Now that we've got our module properly link-edited and placed in an authorized library, we can move onto PSW key and system state. Normally, the system will run in what's referred to as “problem state”. This means there is a set of instructions that are unavailable. Only when the user is in supervisor state are these privileged instructions available. APF authorized programs are permitted to put the system into supervisor state. THIS IS IMPORTANT ---> APF AUTHORIZED PROGRAMS DO NOT RUN IN SUPERVISOR STATE AUTOMATICALLY! APF AUTHORIZATION ONLY ALLOWS FOR THE SYSTEM TO BE PLACED SUPERVISOR STATE.

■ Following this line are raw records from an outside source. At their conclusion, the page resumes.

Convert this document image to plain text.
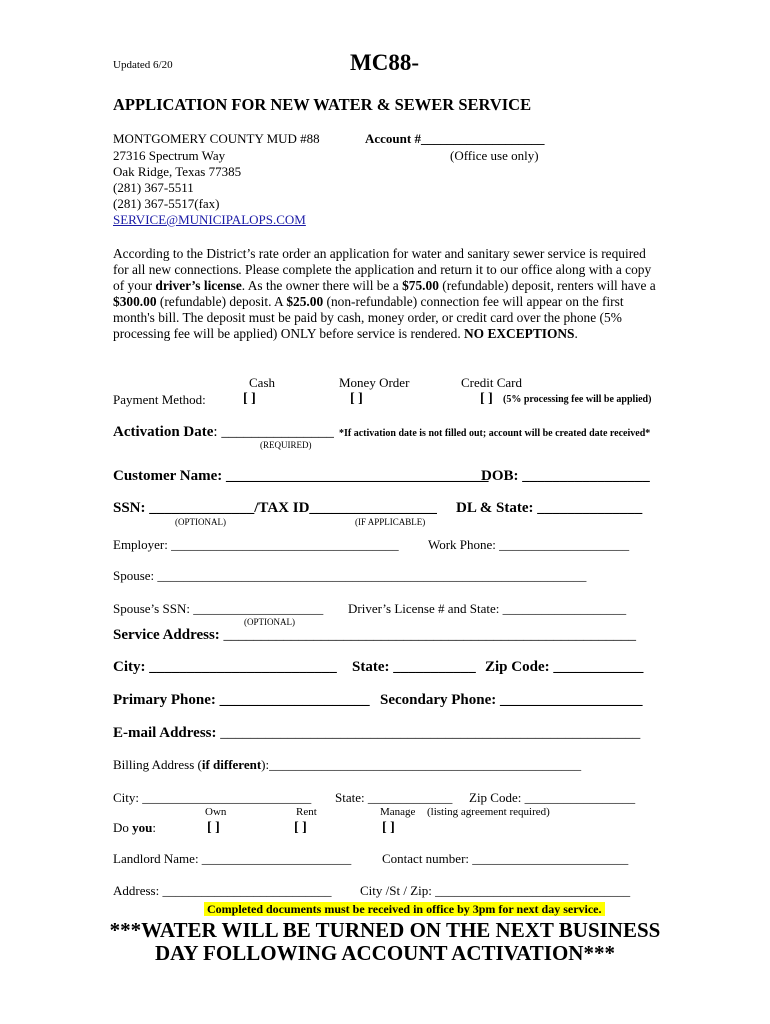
Updated 6/20	MC88-
APPLICATION FOR NEW WATER & SEWER SERVICE
MONTGOMERY COUNTY MUD #88
27316 Spectrum Way
Oak Ridge, Texas 77385
(281) 367-5511
(281) 367-5517(fax)
SERVICE@MUNICIPALOPS.COM
Account #___________________
(Office use only)
According to the District’s rate order an application for water and sanitary sewer service is required for all new connections. Please complete the application and return it to our office along with a copy of your driver’s license. As the owner there will be a $75.00 (refundable) deposit, renters will have a $300.00 (refundable) deposit. A $25.00 (non-refundable) connection fee will appear on the first month's bill. The deposit must be paid by cash, money order, or credit card over the phone (5% processing fee will be applied) ONLY before service is rendered. NO EXCEPTIONS.
Cash	Money Order	Credit Card
Payment Method:	[ ]	[ ]	[ ] (5% processing fee will be applied)
Activation Date: _______________
(REQUIRED)
*If activation date is not filled out; account will be created date received*
Customer Name: ___________________________________
DOB: _________________
SSN: ______________/TAX ID_________________
(OPTIONAL)	(IF APPLICABLE)
DL & State: ______________
Employer: ___________________________________ Work Phone: ____________________
Spouse: __________________________________________________________________
Spouse’s SSN: ____________________
(OPTIONAL)
Driver’s License # and State: ___________________
Service Address: _______________________________________________________
City: _________________________ State: ___________ Zip Code: ____________
Primary Phone: ____________________ Secondary Phone: ___________________
E-mail Address: ________________________________________________________
Billing Address (if different):________________________________________________
City: __________________________ State: _____________ Zip Code: _________________
Own	Rent	Manage (listing agreement required)
Do you:	[ ]	[ ]	[ ]
Landlord Name: _______________________ Contact number: ________________________
Address: __________________________ City /St / Zip: ______________________________
Completed documents must be received in office by 3pm for next day service.
***WATER WILL BE TURNED ON THE NEXT BUSINESS
DAY FOLLOWING ACCOUNT ACTIVATION***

So now that we're in supervisor state, there's one more thing we need to think about. Every page of storage (a page is 4 kilobytes) has a key associated with it. Keys 0-7 are considered protected, and 8-15 are considered unprotected. If a page of storage is protected, module attempting to access it must be authorized. The system needs to be in supervisor state in order to change the default PSW key from 8 to one that is authorized.

So, let's review. To create a program that is capable of executing privileged instructions and accessing protected storage, it needs to be APF authorized (link edited with the AC 1 option and placed in an APF authorized library), it needs to use the MODESET macro to place the system in supervisor state, and it needs to use the SPKA instruction to change the PSW key to 0-7 (whatever is appropriate).

Well, that's about it. I hope it helps. Here's a link that provides a bit more info if you need it.

13 comments:

  1. Thank you for this awesome blog.
    Good job keep going!

    ReplyDelete
  2. Hello, David!

    Thank you for your blog - it's very useful.
    I have some questions for you about APF authorized programs:

    What is the difference between APF authorized program and common program. Is it only PSW-bits related to security or it's something else?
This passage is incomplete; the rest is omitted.